FFXIV Shirk: What Does It Do & How Does It Work?This post may contain affiliate links. If you buy something we may get a small commission at no extra cost to you. (Learn more).
Shirk is an action that redirects 25% of the player’s enmity towards its target. It is unlocked at level 48 and is learned by all tank classes.
This skill is casted instantly and has a cooldown of 120 seconds. You can target any ally with it within 25 yalms.
Shirk is normally used in a technique players call “tank swapping”. This is a common technique used in high-end endgame fights like savage-tier raiding.
What is Enmity? (The Basics)
Enmity is a mechanic in FFXIV that determines which party member enemies will attack while in battle. Certain actions and abilities generate more enmity than others while factoring in other things such as damage dealt and HP restored.
Players also refer to it as “hate” or “aggro”.
Enmity is calculated for each individual enemy. They will attack whoever has generated the most enmity towards them.
It’s the tank’s job to generate as much enmity as possible to keep mobs focused on them. This is generally done by keeping their “tank stance” ability on.
A “tank stance” is an ability each tank class has that greatly boosts their enmity generation while turned on. It lasts indefinitely and can be turned off by using the ability again.
Here’s a list of what each tank stance ability is named:
- Iron Will (Gladiator/Paladin)
- Defiance (Marauder/Warrior)
- Grit (Dark Knight)
- Royal Guard (Gunbreaker)
There are currently two ways to check on your enmity levels during battle – the party list and the enemy list.
The party list is a window that shows up on your UI that lists down everyone in the party. Here, you’ll see their names, their job icon, HP, MP, current buffs, and current debuffs.
You may notice that during battle, a letter or number shows up next to each member’s job icon while targeting an enemy. Party members will be marked with a letter “A” or a number from 2 to 4 (2 to 8 if in a full party).
These numbers correspond to the target enemy’s enmity priority with “A” being the highest followed by “2” and so on. The party member with “A” is the enemy’s current target and will focus their single-target attacks on that ally.
There are certain instances where a “1” will show up despite “A” still being the enemy’s priority target. This usually happens when an enemy uses an ability that ignores enmity and targets specific players.
When your party is fighting multiple enemies at a time, it would be inefficient to scroll through each of them to check the party list one by one to gauge enmity.
For these cases, you can instead look to the enemy list that also shows up on your UI during battle.
The enemy list shows all the enemies you are currently engaged in battle with.

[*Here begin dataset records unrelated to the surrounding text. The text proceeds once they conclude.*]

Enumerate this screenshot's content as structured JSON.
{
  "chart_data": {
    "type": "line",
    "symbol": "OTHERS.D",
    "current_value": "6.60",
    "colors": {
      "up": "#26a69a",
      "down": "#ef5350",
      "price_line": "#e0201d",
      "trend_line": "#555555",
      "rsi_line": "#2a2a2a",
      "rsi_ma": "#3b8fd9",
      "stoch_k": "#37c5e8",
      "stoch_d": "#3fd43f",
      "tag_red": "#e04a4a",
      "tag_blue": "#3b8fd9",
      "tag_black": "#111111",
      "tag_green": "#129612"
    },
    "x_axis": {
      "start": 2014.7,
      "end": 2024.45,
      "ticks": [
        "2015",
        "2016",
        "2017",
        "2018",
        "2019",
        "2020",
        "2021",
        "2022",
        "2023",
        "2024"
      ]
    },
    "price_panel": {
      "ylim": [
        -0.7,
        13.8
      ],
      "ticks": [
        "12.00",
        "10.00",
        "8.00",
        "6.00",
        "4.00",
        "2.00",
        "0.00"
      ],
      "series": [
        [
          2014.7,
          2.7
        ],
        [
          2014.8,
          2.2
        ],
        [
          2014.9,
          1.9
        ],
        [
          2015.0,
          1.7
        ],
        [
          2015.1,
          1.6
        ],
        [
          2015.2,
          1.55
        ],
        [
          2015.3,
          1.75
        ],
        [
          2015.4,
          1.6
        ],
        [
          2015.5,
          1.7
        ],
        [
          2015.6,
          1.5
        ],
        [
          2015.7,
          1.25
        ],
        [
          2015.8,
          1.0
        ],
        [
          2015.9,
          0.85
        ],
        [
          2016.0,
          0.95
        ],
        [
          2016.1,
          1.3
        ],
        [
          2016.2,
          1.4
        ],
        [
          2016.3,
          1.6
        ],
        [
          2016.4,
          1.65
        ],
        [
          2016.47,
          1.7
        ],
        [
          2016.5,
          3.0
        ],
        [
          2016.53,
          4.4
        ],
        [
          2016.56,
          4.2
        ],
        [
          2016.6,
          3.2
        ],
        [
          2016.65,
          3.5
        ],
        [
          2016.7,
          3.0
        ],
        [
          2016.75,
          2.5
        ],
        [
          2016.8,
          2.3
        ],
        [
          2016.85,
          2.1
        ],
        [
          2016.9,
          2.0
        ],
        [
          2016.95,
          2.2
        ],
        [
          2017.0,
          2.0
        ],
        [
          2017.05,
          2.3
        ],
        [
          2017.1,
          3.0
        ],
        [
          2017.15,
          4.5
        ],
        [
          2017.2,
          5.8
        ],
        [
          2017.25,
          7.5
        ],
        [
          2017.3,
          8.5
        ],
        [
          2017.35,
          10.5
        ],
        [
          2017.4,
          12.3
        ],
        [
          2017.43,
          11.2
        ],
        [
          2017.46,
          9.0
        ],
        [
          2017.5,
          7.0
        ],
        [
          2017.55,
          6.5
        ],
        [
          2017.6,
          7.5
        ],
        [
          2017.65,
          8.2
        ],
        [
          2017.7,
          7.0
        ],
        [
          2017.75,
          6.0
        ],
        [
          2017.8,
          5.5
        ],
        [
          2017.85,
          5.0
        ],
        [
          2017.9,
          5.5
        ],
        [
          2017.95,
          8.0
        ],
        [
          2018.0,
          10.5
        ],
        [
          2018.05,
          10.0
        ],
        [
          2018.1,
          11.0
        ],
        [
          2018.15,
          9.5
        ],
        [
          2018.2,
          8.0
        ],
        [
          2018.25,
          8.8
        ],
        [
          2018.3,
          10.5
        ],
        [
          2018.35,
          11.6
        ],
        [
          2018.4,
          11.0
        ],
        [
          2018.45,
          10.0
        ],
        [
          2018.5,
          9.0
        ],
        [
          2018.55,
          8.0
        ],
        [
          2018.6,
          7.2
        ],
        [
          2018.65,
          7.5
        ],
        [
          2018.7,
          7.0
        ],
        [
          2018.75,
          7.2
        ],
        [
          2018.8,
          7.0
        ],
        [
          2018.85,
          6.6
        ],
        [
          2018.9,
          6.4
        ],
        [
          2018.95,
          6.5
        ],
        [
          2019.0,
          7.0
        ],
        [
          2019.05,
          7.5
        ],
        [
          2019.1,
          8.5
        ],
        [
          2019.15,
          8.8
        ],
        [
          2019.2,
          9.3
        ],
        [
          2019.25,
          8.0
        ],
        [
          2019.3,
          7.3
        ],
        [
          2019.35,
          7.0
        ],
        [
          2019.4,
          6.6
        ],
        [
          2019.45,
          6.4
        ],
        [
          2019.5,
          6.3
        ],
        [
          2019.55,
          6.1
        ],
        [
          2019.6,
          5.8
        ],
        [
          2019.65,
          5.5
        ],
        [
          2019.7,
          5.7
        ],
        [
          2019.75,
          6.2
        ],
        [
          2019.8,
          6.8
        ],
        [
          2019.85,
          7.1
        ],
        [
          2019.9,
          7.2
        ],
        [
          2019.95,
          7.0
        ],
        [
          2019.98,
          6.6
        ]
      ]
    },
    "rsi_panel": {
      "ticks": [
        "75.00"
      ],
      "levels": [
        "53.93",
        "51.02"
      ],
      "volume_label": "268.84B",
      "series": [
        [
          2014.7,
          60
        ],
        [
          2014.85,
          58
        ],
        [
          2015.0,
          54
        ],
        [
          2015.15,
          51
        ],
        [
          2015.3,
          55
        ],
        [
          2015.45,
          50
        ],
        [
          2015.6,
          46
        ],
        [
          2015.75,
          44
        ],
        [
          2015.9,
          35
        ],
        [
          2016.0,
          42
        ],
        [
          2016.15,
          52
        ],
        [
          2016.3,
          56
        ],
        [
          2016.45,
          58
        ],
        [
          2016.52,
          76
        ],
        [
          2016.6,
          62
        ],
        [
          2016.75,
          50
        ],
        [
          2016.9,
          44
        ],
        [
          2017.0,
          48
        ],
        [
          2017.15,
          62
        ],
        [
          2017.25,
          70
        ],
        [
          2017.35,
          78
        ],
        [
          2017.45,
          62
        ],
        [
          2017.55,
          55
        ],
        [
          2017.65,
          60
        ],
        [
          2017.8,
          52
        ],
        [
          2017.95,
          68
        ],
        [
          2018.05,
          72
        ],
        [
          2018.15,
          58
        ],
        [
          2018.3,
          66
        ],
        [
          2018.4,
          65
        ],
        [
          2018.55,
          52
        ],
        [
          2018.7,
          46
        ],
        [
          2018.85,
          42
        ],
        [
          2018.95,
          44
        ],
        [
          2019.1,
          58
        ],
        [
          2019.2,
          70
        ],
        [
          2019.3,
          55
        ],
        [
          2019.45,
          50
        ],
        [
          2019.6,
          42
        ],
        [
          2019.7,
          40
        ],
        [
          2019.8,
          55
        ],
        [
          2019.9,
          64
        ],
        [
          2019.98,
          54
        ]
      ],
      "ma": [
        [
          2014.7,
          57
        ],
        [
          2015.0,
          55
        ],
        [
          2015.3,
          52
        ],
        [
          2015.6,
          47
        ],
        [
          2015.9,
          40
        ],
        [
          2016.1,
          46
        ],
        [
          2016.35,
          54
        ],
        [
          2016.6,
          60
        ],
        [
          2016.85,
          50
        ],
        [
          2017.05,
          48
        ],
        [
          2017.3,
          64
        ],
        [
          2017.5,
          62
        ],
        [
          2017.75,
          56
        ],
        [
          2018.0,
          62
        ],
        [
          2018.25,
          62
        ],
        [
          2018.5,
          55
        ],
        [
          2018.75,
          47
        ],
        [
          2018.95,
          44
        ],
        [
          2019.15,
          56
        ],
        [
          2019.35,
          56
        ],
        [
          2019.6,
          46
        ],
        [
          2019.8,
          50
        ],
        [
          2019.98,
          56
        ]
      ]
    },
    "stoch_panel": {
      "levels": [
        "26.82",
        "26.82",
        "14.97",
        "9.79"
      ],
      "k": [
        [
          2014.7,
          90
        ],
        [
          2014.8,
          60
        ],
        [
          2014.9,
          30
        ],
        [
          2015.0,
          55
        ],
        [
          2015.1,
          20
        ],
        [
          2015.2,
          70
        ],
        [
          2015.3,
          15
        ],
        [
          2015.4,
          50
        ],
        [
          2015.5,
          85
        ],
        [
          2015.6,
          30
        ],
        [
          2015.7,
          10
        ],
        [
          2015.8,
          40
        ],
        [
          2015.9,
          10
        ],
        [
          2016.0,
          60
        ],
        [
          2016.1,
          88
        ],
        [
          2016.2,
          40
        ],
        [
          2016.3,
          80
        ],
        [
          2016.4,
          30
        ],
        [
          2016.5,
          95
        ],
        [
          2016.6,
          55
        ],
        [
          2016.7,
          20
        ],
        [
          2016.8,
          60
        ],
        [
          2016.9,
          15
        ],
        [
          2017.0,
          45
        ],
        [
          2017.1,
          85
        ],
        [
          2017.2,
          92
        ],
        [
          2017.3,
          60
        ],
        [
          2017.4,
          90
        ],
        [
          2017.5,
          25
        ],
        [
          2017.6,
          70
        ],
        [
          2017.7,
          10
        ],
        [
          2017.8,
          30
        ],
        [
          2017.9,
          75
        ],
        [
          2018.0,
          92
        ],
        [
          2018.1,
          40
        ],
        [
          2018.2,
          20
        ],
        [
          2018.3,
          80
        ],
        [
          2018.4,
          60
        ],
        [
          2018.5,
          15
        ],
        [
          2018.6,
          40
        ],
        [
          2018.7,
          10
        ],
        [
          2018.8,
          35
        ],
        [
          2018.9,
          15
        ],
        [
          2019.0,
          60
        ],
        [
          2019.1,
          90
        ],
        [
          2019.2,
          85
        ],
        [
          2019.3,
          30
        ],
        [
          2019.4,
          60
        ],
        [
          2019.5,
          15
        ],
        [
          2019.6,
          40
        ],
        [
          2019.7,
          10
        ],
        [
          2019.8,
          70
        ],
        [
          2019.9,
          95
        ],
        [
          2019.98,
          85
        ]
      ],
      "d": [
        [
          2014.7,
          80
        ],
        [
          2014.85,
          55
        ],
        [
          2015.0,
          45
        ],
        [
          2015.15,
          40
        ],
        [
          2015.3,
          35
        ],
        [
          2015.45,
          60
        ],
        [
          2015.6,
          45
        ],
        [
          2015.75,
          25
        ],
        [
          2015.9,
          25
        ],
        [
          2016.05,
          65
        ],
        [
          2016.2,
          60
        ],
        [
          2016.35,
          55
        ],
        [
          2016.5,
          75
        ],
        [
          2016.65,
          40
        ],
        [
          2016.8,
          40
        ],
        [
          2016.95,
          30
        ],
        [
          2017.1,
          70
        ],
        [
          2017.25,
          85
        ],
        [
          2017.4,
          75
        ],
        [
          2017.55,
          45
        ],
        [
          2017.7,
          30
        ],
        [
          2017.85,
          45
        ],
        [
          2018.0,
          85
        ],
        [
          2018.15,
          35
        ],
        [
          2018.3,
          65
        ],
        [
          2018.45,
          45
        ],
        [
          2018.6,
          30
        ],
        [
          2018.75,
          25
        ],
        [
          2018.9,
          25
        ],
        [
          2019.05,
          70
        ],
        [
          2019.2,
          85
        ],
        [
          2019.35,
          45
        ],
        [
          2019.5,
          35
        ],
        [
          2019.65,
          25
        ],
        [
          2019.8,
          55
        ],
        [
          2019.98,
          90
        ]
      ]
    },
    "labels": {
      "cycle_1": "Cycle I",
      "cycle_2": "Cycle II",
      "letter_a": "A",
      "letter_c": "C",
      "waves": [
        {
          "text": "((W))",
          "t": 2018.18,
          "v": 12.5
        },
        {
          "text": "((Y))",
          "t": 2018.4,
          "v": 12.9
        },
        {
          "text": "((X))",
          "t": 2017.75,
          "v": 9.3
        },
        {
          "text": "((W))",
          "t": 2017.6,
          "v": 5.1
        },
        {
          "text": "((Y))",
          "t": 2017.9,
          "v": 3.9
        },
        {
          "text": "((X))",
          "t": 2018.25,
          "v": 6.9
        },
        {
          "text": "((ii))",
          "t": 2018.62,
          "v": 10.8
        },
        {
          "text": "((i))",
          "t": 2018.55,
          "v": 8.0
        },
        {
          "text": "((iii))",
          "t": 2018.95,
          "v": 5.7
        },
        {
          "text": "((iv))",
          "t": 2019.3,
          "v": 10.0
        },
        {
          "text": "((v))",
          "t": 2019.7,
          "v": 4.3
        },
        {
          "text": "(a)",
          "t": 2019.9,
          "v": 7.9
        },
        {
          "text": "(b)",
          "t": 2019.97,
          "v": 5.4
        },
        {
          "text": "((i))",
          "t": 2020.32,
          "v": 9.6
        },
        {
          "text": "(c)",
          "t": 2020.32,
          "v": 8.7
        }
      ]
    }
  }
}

Beside each enemy name listed, you’ll see an icon to the left.
The icons will either be a:
- Red square
- Orange triangle
- Yellow triangle
- Green circle
Each icon indicates your level of enmity towards that monster, with green being the safest and red meaning that enemy is currently attacking you.
As a tank, this means that all the icons you see on the enemy list should be red. The only exception is if you are in a full party and you are not the main tank.

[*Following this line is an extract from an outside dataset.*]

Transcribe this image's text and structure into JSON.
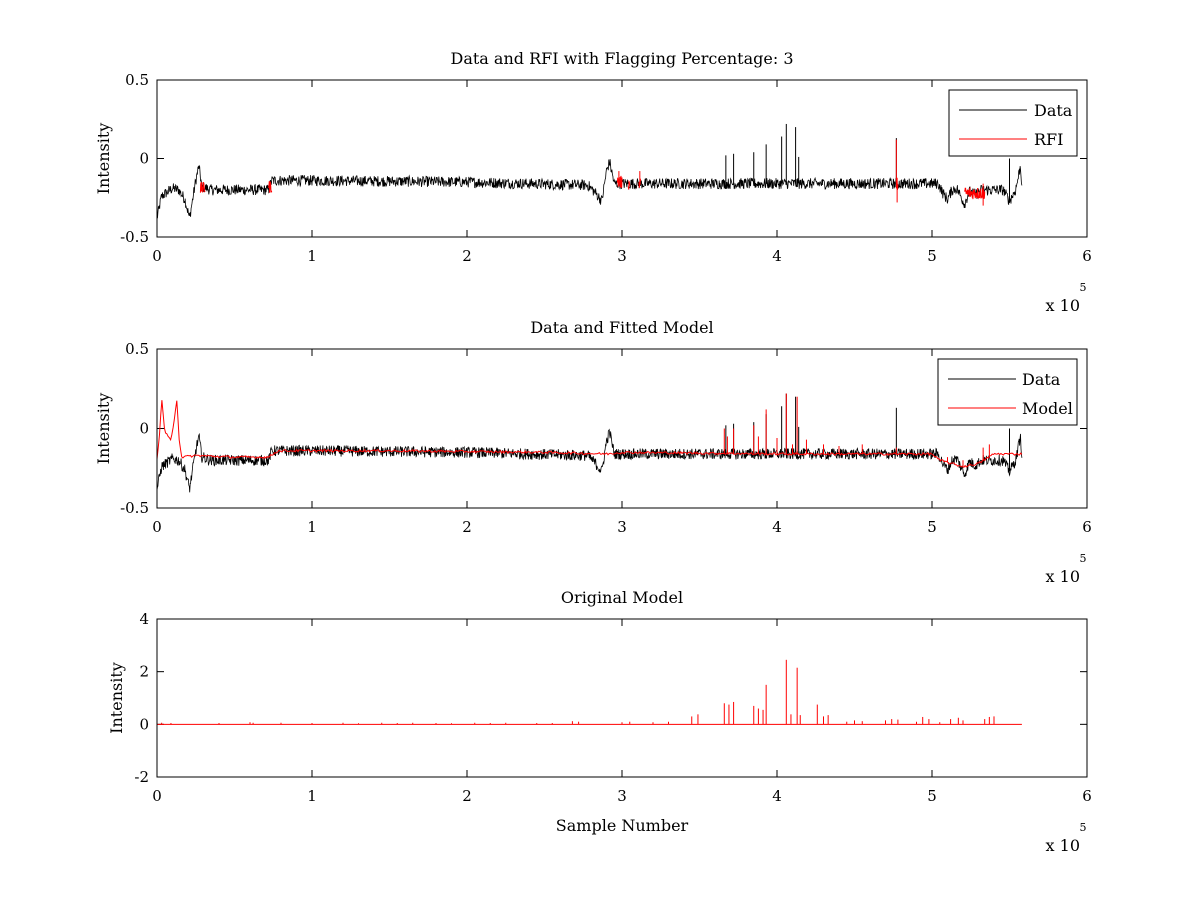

TIP: When playing as a non-tank class and you pull enmity for whatever reason, run towards your tank and stand next to them for a bit. They are usually spamming their offensive AoE skills and getting tagged by these once or twice usually gets enemies off your back and focused back on the tank.
At this point, you’re probably wondering, “If it’s the tank’s job to maintain enmity, why would I want to use Shirk?”
Well like mentioned earlier, it’s typically used in a technique called “tank swapping”.
Tank swapping is quite common for the more difficult 8-man trials and raids like savage and EX difficulty fights. In these instances, you will have 2 tanks instead of just one.
Sometimes, the boss in these fights will cast 2 consecutive tankbusters or a debuff followed by a tankbuster.
A tank swap is performed in between the first hit or debuff and the follow up tankbuster.
Here’s a quick step-by-step rundown on how to perform a tank swap:
- The main tank gets hit with initial tankbuster or debuff
- Main tank calls for a tank swap
- Off tank turns on his or her tank stance and uses provoke
- Main tank uses shirk and turns off his or tank stance
- The previous off tank is now the main tank and takes the second tankbuster
Successfully pulling off a tank swap has a significant impact on the party’s damage output as it lessens down time from having to revive party members. It also lets the tanks save their invulnerability moves for other mechanics or emergency situations.